There! On top of a hill before me, a moose stood up slowly, powerfully. I froze, panicked. Crouching down in the muddy grass, I held my breath for what seemed like forever. It wasn’t long enough, though. I hid alone in the woods and two moose were now staring straight into me. They looked at me peculiarly as if to inquire, “Why is she hiding?” They stared at me just long enough, so I felt their power in the core of my being. To my left, the sun began to touch the horizon. With no time to waste, I began to brush slowly through the grass. The previously soft rustle seemed to deafen me now, broadcasting clearly my vulnerable position. The moose watched disinterestedly, already bored with my petty adventure. I felt their eyes tracking my movements. At long last, my feet hit the path and I paused, looking one last time above me to their high position on the grass praying they wouldn’t charge. “She doesn’t look that appetizing anyways,” they seemed to say. “Maybe we’ll let her go.” I seized my chance. Trying to give the appearance of nonchalance, while my heart quivered in fear, I headed for home. The pink ribbons danced in the wind by the no snowmobiling signs just before the last hill. The sun dropped at last stealthily behind the horizon, the fireball at rest. Just below me, familiar canvas tents welcomed me back to camp, safe and sound.

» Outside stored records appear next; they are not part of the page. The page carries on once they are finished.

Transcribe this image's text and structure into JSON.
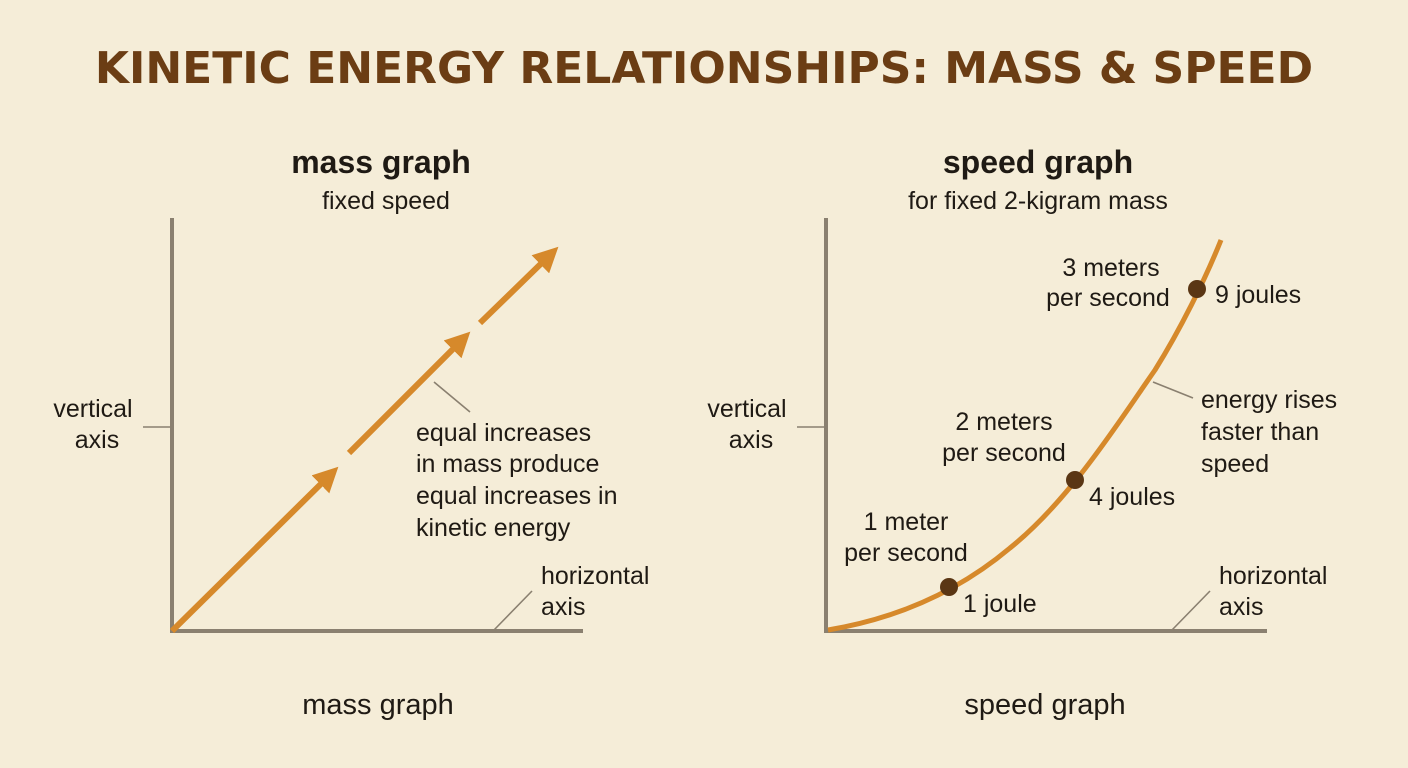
{
  "title": "KINETIC ENERGY RELATIONSHIPS: MASS & SPEED",
  "colors": {
    "background": "#f5edd8",
    "title": "#6b3d14",
    "accent": "#d6892b",
    "axis": "#8a8070",
    "point": "#5a3614"
  },
  "mass_graph": {
    "title": "mass graph",
    "subtitle": "fixed speed",
    "vertical_axis_label": [
      "vertical",
      "axis"
    ],
    "horizontal_axis_label": [
      "horizontal",
      "axis"
    ],
    "annotation": [
      "equal increases",
      "in mass produce",
      "equal increases in",
      "kinetic energy"
    ],
    "caption": "mass graph",
    "arrow_icon": "arrow-icon"
  },
  "speed_graph": {
    "title": "speed graph",
    "subtitle": "for fixed 2-kigram mass",
    "vertical_axis_label": [
      "vertical",
      "axis"
    ],
    "horizontal_axis_label": [
      "horizontal",
      "axis"
    ],
    "annotation": [
      "energy rises",
      "faster than",
      "speed"
    ],
    "caption": "speed graph",
    "points": [
      {
        "speed_label": [
          "1 meter",
          "per second"
        ],
        "energy_label": "1 joule"
      },
      {
        "speed_label": [
          "2 meters",
          "per second"
        ],
        "energy_label": "4 joules"
      },
      {
        "speed_label": [
          "3 meters",
          "per second"
        ],
        "energy_label": "9 joules"
      }
    ]
  }
}
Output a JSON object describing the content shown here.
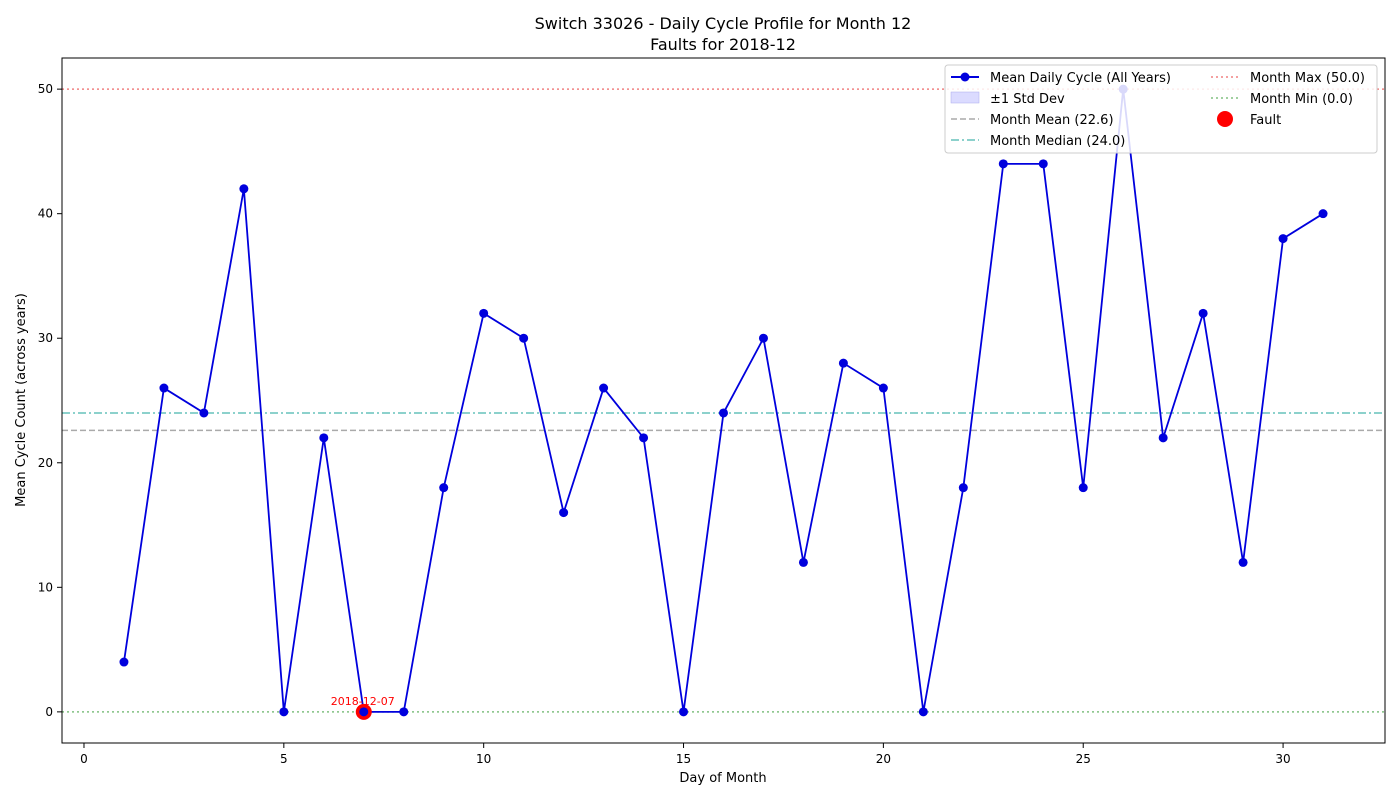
{
  "chart_data": {
    "type": "line",
    "title": "Switch 33026 - Daily Cycle Profile for Month 12",
    "subtitle": "Faults for 2018-12",
    "xlabel": "Day of Month",
    "ylabel": "Mean Cycle Count (across years)",
    "xlim": [
      -0.55,
      32.55
    ],
    "ylim": [
      -2.5,
      52.5
    ],
    "x_ticks": [
      0,
      5,
      10,
      15,
      20,
      25,
      30
    ],
    "y_ticks": [
      0,
      10,
      20,
      30,
      40,
      50
    ],
    "grid": false,
    "legend_position": "top-right",
    "series": [
      {
        "name": "Mean Daily Cycle (All Years)",
        "color": "#0000dd",
        "marker": "circle",
        "x": [
          1,
          2,
          3,
          4,
          5,
          6,
          7,
          8,
          9,
          10,
          11,
          12,
          13,
          14,
          15,
          16,
          17,
          18,
          19,
          20,
          21,
          22,
          23,
          24,
          25,
          26,
          27,
          28,
          29,
          30,
          31
        ],
        "values": [
          4,
          26,
          24,
          42,
          0,
          22,
          0,
          0,
          18,
          32,
          30,
          16,
          26,
          22,
          0,
          24,
          30,
          12,
          28,
          26,
          0,
          18,
          44,
          44,
          18,
          50,
          22,
          32,
          12,
          38,
          40
        ]
      }
    ],
    "std_band": {
      "name": "±1 Std Dev",
      "color": "#ccccff"
    },
    "reference_lines": [
      {
        "name": "Month Mean (22.6)",
        "value": 22.6,
        "color": "#aaaaaa",
        "style": "dashed"
      },
      {
        "name": "Month Median (24.0)",
        "value": 24.0,
        "color": "#66c2bb",
        "style": "dashdot"
      },
      {
        "name": "Month Max (50.0)",
        "value": 50.0,
        "color": "#f08080",
        "style": "dotted"
      },
      {
        "name": "Month Min (0.0)",
        "value": 0.0,
        "color": "#80c080",
        "style": "dotted"
      }
    ],
    "faults": {
      "name": "Fault",
      "color": "#ff0000",
      "points": [
        {
          "x": 7,
          "y": 0,
          "label": "2018-12-07"
        }
      ]
    }
  }
}
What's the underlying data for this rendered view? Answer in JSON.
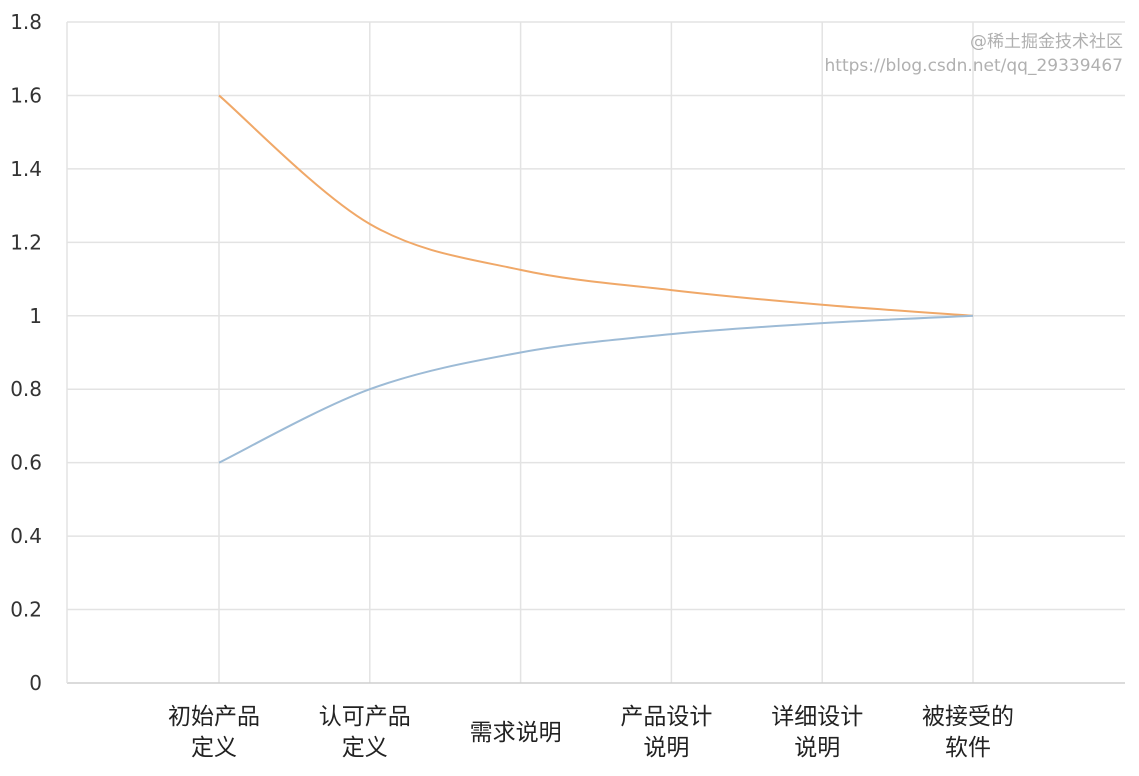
{
  "chart_data": {
    "type": "line",
    "title": "",
    "xlabel": "",
    "ylabel": "",
    "categories": [
      [
        "初始产品",
        "定义"
      ],
      [
        "认可产品",
        "定义"
      ],
      [
        "需求说明"
      ],
      [
        "产品设计",
        "说明"
      ],
      [
        "详细设计",
        "说明"
      ],
      [
        "被接受的",
        "软件"
      ]
    ],
    "ylim": [
      0,
      1.8
    ],
    "yticks": [
      0,
      0.2,
      0.4,
      0.6,
      0.8,
      1,
      1.2,
      1.4,
      1.6,
      1.8
    ],
    "grid": true,
    "smooth": true,
    "series": [
      {
        "values": [
          1.6,
          1.25,
          1.125,
          1.07,
          1.03,
          1.0
        ],
        "color": "#F0A868"
      },
      {
        "values": [
          0.6,
          0.8,
          0.9,
          0.95,
          0.98,
          1.0
        ],
        "color": "#9DBBD6"
      }
    ]
  },
  "watermarks": {
    "site": "@稀土掘金技术社区",
    "url": "https://blog.csdn.net/qq_29339467"
  }
}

I climbed the mountain once more that final summer before college. In some way, it drew me into its web, compelling me to return. One day, I would like to climb to the top in the morning before the sun rises, then stay till it exhausts itself. To watch the glorious fireball rise up, then creep once more behind the horizon. To lose myself in the emptiness of the wide blue sky. To shout to the wind and hear the trees answer back. To live for just one day on top of the world.